The ADF is working with other agencies including hotel staff, NSW Police, NSW Health, Nursing Australia, Settlement Services International (SSI) and private security guards.

“We help manage the arrival of the guests into the hotel using NSW Health protocols, and ensure that they have clothing and bathroom supplies, as well as providing toys and essential needs to the guests,” Squadron Leader Cutajar said.

“SSI is the lead agency responsible for procuring the supplies; however, the ADF has been managing the distribution to the guests and any additional requests they may have.”

The ADF team also assists health staff by providing translators, some of whom were born in Afghanistan, who provide invaluable assistance to the transition team.

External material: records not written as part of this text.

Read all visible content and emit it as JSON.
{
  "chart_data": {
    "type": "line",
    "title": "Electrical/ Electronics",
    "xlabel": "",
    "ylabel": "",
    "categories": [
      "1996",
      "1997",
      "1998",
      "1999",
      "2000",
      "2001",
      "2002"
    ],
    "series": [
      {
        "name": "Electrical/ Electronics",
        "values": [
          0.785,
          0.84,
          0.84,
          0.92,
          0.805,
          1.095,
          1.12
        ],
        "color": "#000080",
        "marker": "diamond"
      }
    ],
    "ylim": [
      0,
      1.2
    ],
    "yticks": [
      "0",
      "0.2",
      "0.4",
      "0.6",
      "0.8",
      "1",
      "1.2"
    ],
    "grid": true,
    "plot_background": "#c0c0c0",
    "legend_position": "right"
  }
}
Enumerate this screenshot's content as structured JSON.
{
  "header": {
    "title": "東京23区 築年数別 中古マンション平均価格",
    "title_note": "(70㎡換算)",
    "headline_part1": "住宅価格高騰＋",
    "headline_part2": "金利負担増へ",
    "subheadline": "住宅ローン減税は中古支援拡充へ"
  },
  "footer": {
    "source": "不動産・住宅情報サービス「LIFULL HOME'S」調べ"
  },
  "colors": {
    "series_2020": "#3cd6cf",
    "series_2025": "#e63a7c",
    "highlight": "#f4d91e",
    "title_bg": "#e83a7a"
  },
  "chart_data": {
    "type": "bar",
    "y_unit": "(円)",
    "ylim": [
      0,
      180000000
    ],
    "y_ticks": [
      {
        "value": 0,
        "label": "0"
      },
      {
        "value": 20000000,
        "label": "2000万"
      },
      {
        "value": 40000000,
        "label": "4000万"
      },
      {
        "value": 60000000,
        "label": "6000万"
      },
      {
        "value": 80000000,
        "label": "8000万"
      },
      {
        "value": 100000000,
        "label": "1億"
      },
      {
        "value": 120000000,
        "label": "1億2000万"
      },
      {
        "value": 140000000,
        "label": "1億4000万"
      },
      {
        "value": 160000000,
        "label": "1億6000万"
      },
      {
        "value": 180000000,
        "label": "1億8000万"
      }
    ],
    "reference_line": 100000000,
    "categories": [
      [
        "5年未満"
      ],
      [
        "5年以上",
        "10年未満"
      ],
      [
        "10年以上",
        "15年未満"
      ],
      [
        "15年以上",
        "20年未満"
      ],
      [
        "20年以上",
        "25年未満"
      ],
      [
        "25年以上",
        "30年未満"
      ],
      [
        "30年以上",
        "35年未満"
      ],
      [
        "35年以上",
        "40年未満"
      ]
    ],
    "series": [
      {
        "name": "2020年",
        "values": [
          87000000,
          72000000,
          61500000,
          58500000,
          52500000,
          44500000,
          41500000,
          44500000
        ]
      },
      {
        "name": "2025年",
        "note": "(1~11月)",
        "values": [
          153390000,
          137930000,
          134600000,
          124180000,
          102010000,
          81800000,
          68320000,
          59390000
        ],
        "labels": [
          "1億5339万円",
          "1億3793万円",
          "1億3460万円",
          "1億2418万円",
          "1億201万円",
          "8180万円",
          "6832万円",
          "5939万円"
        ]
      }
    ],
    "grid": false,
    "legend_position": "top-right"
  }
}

“We’re also able to reassure guests and provide them updates and manage their expectations, noting the evacuees have gone through a tumultuous experience,” Squadron Leader Cutajar said.

“That includes passing material requests through SSI to purchase, and working with hotel staff in order to ensure that their dietary needs are being looked after and pass information about what the next steps are for their integration into Australia.”

The NSW Police Force is the lead quarantine security agency, with the ADF team providing support through compliance, language and welfare activities.

“All of the agencies are very happy to be working with ADF as it is something that we do not do often, and there are plenty of opportunities to compare experiences,” Squadron Leader Cutajar said.

“Nursing Australia has commented that they were surprised at how ADF staff responded to direction-executed tasks with little question or hesitation, no matter the importance of the task.”

ADF personnel work in three eight-hour shifts, each starting their day with a QR code check-in and passing through security and nursing staff checks.

After a saliva test for any early signs of COVID-19, each member conducts a handover with the preceding shift.

Each shift typically involves compliance checks, organising supplies and support materials, and gathering information on guest preferences for re-location.

“Our team is made up of bricks of up to eight personnel, drawn from all three services and supported by a command and control team,” Squadron Leader Cutajar said.

“Our members come from all manner of specialisations and musterings, ranging from 25 years in the ADF to some members who have four months in the service.”

Flight Sergeant Kim Fletcher from RAAF Base Williamtown welcomed the opportunity to work in hotel quarantine.

“Operation COVID-19 Assist has given me the opportunity to continue to support the Afghan people as I did on deployment in 2010,” Flight Sergeant Fletcher said.

“It is satisfying to know that we have assisted to make their transition into Australian life a more positive experience.

“It is a privilege to be able to be included on this operation.”